Best way to implement a periodic linux task in c++20

501 Views Asked by At

I have a periodic task in c++, running on an embedded linux platform, and have to run at 5 ms intervals. It seems to be working as expected, but is my current solution good enough?

I have implemented the scheduler using sleep_until(), but some comments I have received is that setitimer() is better. As I would like the application to be at least some what portable, I would prefer c++ standard... of course unless there are other problems.

I have found plenty of sites that show implementation with each, but I have not found any arguments for why one solution is better than the other. As I see it, sleep_until() will implement an "optimal" on any (supported) platform, and I'm getting a feeling the comments I have received are focused more on usleep() (which I do not use).
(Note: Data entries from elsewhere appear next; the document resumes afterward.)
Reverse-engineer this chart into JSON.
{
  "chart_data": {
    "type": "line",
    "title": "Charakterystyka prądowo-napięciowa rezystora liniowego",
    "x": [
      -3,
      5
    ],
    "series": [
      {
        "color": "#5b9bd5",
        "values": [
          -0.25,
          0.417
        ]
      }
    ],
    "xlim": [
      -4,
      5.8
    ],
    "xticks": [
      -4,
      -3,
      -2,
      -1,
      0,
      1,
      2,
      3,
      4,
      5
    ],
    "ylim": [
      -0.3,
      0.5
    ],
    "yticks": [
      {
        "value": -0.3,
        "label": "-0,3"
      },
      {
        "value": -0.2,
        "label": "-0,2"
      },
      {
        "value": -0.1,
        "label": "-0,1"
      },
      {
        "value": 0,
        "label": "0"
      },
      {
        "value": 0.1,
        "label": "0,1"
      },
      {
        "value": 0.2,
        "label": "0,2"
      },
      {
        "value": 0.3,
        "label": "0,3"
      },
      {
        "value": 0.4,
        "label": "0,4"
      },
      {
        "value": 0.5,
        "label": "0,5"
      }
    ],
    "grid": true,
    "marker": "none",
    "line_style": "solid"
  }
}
My implementation looks a little like this:

bool is_submilli_capable() {
    return std::ratio_greater<std::milli,
            std::chrono::system_clock::period>::value;
}

int main() {
    if (not is_submilli_capable())
        exit(1);

    while (true) {
        auto next_time = next_period_start();
        do_the_magic();
        std::this_thread::sleep_until(next_time);
    }
}

A short summoning of the issue.

  • I have an embedded linux platform, build with yocto and with RT capabilities
  • The application need to read and process incoming data every 5 ms
  • Building with gcc 11.2.0
  • Using c++20
  • All the "hard work" is done in separate threads, so this question is only regards triggering the task periodically and with minimal jitter
2

There are 2 best solutions below

2
Wolfie On

Since the application is supposed to read and process the data every 5 ms, it is possible that a few times, it does not perform the required operations. What I mean to say is that in a time interval of 20 ms, do_the_magic() is supposed to be invoked 4 times... But if the time taken to execute do_the_magic() is 10 ms, it will get invoked only 2 times. If that is an acceptable outcome, the current implementation is good enough.

Since the application is reading data, it probably receives it from the network or disk. And adding the overhead of processing it, it likely takes more than 5 ms to do so (depending on the size of the data). If it is not acceptable to miss out on any invocation of do_the_magic, the current implementation is not good enough.

What you could probably do is create a few threads. Each thread executes the do_the_magic function and then goes to sleep. Every 5 ms, you wake a sleeping thread which will most likely take less than 5 ms to happen. This way no invocation of do_the_magic is missed. Also, the number of threads depends on how long will do_the_magic take to execute.

bool is_submilli_capable() {
    return std::ratio_greater<std::milli,
        std::chrono::system_clock::period>::value;
}

void wake_some_thread () {

    static int i = 0;
  
    release_semaphore (i); // Release semaphore associated with thread i

    i++;
    
    i = i % NUM_THREADS;

}

void * thread_func (void * args) {
    
    while (true) {
       
       // Wait for a semaphore

       do_the_magic();
       
}

int main() {
    if (not is_submilli_capable())
        exit(1);

    while (true) {
        auto next_time = next_period_start();
        wake_some_thread (); // Releases a semaphore to wake a thread
        std::this_thread::sleep_until(next_time);
}

Create as many semaphores as the number of threads where thread i is waiting for semaphore i. wake_some_thread can then release a semaphore starting from index 0 till NUM_THREADS and start again.

0
SK-logic On

5ms is a pretty tight timing.

You can get a jitter-free 5ms tick only if you do the following:

  • Isolate a CPU for this thread. Configure it with nohz_full and rcu_nocbs

  • Pin your thread to this CPU, assign it a real-time scheduling policy (e.g., SCHED_FIFO)

  • Do not let any other threads run on this CPU core.

  • Do not allow any context switches in this thread. This includes avoiding system calls altogether. I.e., you cannot use std::this_thread::sleep_until(...) or anything else.

  • Do a busy wait in between processing (ensure 100% CPU utilisation)

  • Use lock-free communication to transfer data from this thread to other, non-real-time threads, e.g., for storing the data to files, accessing network, logging to console, etc.

Now, the question is how you're going to "read and process data" without system calls. It depends on your system. If you can do any user-space I/O (map the physical register addresses to your process address space, use DMA without interrupts, etc.) - you'll have a perfectly real-time processing. Otherwise, any system call will trigger a context switch, and latency of this context switch will be unpredictable.

For example, you can do this with certain Ethernet devices (SolarFlare, etc.), with 100% user-space drivers. For anything else you're likely to have to write your own user-space driver, or even implement your own interrupt-free device (e.g., if you're running on an FPGA SoC).